54 Yusuf'un söylemiş olduğu gibi yedi kıtlık yılı başgösterdi. Bütün ülkelerde kıtlık vardı, ama Mısır'ın her yanında yiyecek bulunuyordu.
And they began seven [the] years of famine to come just as he had said Joseph and it was a famine in all the lands and in all [the] land of Egypt it was food.
55 Mısırlılar aç kalınca, yiyecek için firavuna yakardılar. Firavun, “Yusuf'a gidin” dedi, “O size ne derse öyle yapın.”
And it was hungry all [the] land of Egypt and it cried out the people to Pharaoh for food and he said Pharaoh to all Egypt go to Joseph [that] which he will say to you you will do.

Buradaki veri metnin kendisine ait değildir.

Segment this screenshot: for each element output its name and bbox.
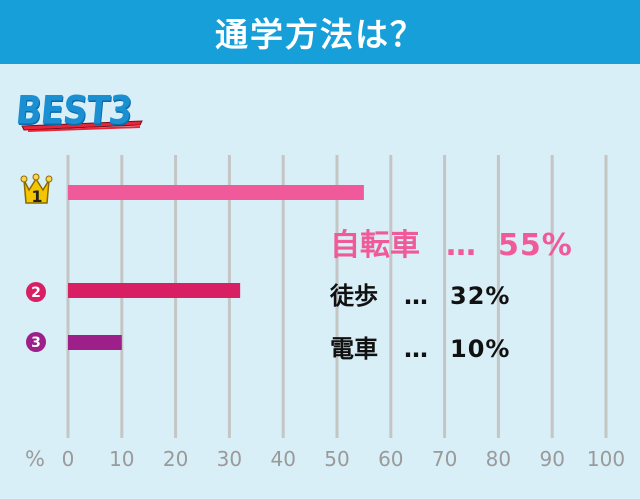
label-rank-3: 電車 … 10%	[330, 329, 510, 364]
badge-underline	[21, 120, 143, 132]
label-3-dots: …	[404, 335, 428, 363]
bar-1	[68, 185, 364, 200]
x-tick-label: 50	[324, 447, 349, 471]
bars	[68, 185, 364, 350]
axis-unit-label: %	[25, 447, 45, 471]
x-tick-label: 10	[109, 447, 134, 471]
x-tick-label: 70	[432, 447, 457, 471]
x-tick-label: 40	[270, 447, 295, 471]
label-2-name: 徒歩	[330, 282, 378, 310]
label-2-value: 32%	[450, 282, 511, 310]
x-tick-label: 30	[217, 447, 242, 471]
rank-2-icon: 2	[26, 282, 46, 302]
x-tick-label: 100	[587, 447, 625, 471]
rank-icons: 1 2 3	[20, 173, 53, 352]
label-1-value: 55%	[498, 228, 573, 263]
bar-2	[68, 283, 241, 298]
rank-3-number: 3	[31, 335, 41, 351]
label-3-name: 電車	[330, 335, 378, 363]
title-bar: 通学方法は？	[0, 0, 640, 64]
bar-3	[68, 335, 122, 350]
rank-3-icon: 3	[26, 332, 46, 352]
label-1-name: 自転車	[330, 228, 420, 263]
rank-2-number: 2	[31, 285, 41, 301]
label-rank-2: 徒歩 … 32%	[330, 276, 510, 311]
label-1-dots: …	[446, 228, 476, 263]
x-tick-labels: 0 10 20 30 40 50 60 70 80 90 100	[62, 447, 625, 471]
x-tick-label: 80	[486, 447, 511, 471]
x-tick-label: 0	[62, 447, 75, 471]
best3-badge: BEST3	[14, 88, 154, 134]
label-rank-1: 自転車 … 55%	[330, 220, 573, 264]
chart-title: 通学方法は？	[215, 15, 425, 54]
x-tick-label: 90	[539, 447, 564, 471]
x-tick-label: 60	[378, 447, 403, 471]
x-tick-label: 20	[163, 447, 188, 471]
label-3-value: 10%	[450, 335, 511, 363]
rank-1-number: 1	[31, 187, 42, 206]
label-2-dots: …	[404, 282, 428, 310]
crown-icon: 1	[20, 173, 53, 206]
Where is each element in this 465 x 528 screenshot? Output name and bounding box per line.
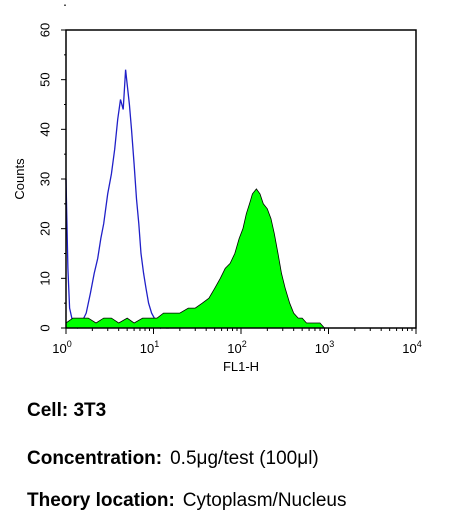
x-tick-exponent: 0 [67,339,72,349]
y-tick-label: 0 [37,324,52,331]
x-tick-label: 102 [227,339,246,356]
x-tick-label: 103 [315,339,334,356]
series-1-filled-histogram [65,188,329,329]
y-tick-label: 20 [37,221,52,235]
y-tick-label: 40 [37,122,52,136]
x-tick-label: 101 [140,339,159,356]
y-tick-label: 30 [37,172,52,186]
y-tick-label: 60 [37,23,52,37]
x-tick-label: 104 [402,339,421,356]
x-tick-exponent: 1 [154,339,159,349]
location-caption: Theory location: Cytoplasm/Nucleus [27,490,346,512]
location-value: Cytoplasm/Nucleus [182,490,347,511]
cell-caption: Cell: 3T3 [27,400,106,422]
y-axis-title: Counts [12,158,27,200]
x-tick-exponent: 4 [417,339,422,349]
location-label: Theory location: [27,490,175,511]
concentration-value: 0.5μg/test (100μl) [170,448,319,469]
concentration-caption: Concentration: 0.5μg/test (100μl) [27,448,319,470]
concentration-label: Concentration: [27,448,163,469]
series-layer [65,69,329,330]
x-tick-label: 100 [52,339,71,356]
x-tick-exponent: 2 [242,339,247,349]
x-tick-exponent: 3 [329,339,334,349]
series-0-outline-histogram [65,69,169,330]
y-tick-label: 10 [37,271,52,285]
cell-label: Cell: [27,400,69,421]
cell-value: 3T3 [73,400,107,421]
y-tick-label: 50 [37,72,52,86]
x-axis-title: FL1-H [223,359,259,374]
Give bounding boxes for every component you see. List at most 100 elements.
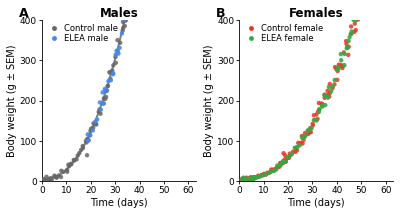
Point [112, 53, 119, 56]
Point [345, 53, 352, 57]
Point [60, 170, 67, 174]
Point [307, 126, 313, 130]
Point [104, 89, 110, 92]
Point [92, 120, 98, 123]
Point [338, 63, 344, 67]
Point [288, 153, 294, 157]
Point [120, 20, 126, 24]
Point [302, 134, 308, 138]
Point [103, 89, 109, 93]
Text: A: A [19, 7, 28, 20]
Point [104, 84, 111, 88]
Point [348, 32, 354, 36]
Point [110, 64, 116, 67]
Point [322, 96, 328, 100]
Point [270, 168, 276, 171]
Point [106, 71, 112, 74]
Point [66, 164, 72, 168]
Point [283, 160, 289, 163]
Point [100, 102, 106, 105]
Point [43, 175, 50, 178]
Point [51, 174, 58, 177]
Point [245, 177, 252, 180]
Point [304, 129, 311, 132]
Point [114, 38, 121, 42]
Point [352, 19, 359, 22]
Point [58, 175, 64, 179]
Point [123, 7, 130, 10]
Point [360, 4, 366, 8]
Point [246, 177, 252, 181]
Point [356, 0, 362, 3]
Point [321, 94, 328, 97]
Point [122, 24, 128, 28]
Point [94, 118, 100, 121]
Point [310, 122, 316, 125]
Point [316, 110, 322, 114]
Point [250, 178, 256, 182]
Point [120, 26, 126, 30]
Point [310, 124, 316, 127]
Point [330, 84, 336, 88]
Point [124, 8, 130, 11]
Point [272, 167, 279, 170]
Point [299, 142, 306, 145]
Point [260, 173, 266, 177]
Point [71, 159, 78, 162]
Point [293, 147, 299, 150]
Point [113, 61, 119, 64]
Point [70, 158, 77, 162]
Point [297, 142, 303, 145]
Point [240, 176, 246, 180]
Point [270, 169, 277, 173]
Point [333, 67, 340, 71]
Point [351, 9, 357, 12]
Point [331, 83, 338, 86]
Point [318, 102, 325, 105]
Point [248, 177, 255, 181]
Point [54, 176, 60, 179]
Point [315, 110, 321, 113]
Point [299, 136, 306, 140]
Point [64, 170, 70, 174]
Point [68, 163, 74, 166]
Point [238, 178, 245, 182]
Point [107, 77, 114, 81]
Point [311, 118, 317, 122]
Point [126, 1, 132, 4]
Point [350, 18, 357, 22]
Point [356, 6, 362, 10]
Point [100, 102, 107, 105]
Point [260, 173, 266, 177]
Point [100, 91, 106, 94]
Point [305, 129, 312, 132]
Point [319, 105, 326, 108]
Point [296, 143, 303, 147]
Point [351, 30, 358, 34]
Point [353, 15, 359, 19]
Point [326, 85, 332, 89]
Point [249, 176, 255, 180]
Point [276, 164, 282, 168]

56 Kıtlık bütün ülkeyi sarınca, Yusuf depoları açıp Mısırlılar'a buğday satmaya başladı. Çünkü kıtlık Mısır'ı boydan boya kavuruyordu.
And the famine it was over all [the] face of the land and he opened Joseph all that [was] in them and he bought grain to Egypt and it was severe the famine in [the] land of Egypt.
57 Bütün ülkelerden insanlar da buğday satın almak için Mısır'a, Yusuf'a geliyordu. Çünkü kıtlık bütün dünyayı sarmıştı ve şiddetliydi.
And all the earth they came Egypt towards to buy grain to Joseph for it was severe the famine in all the earth.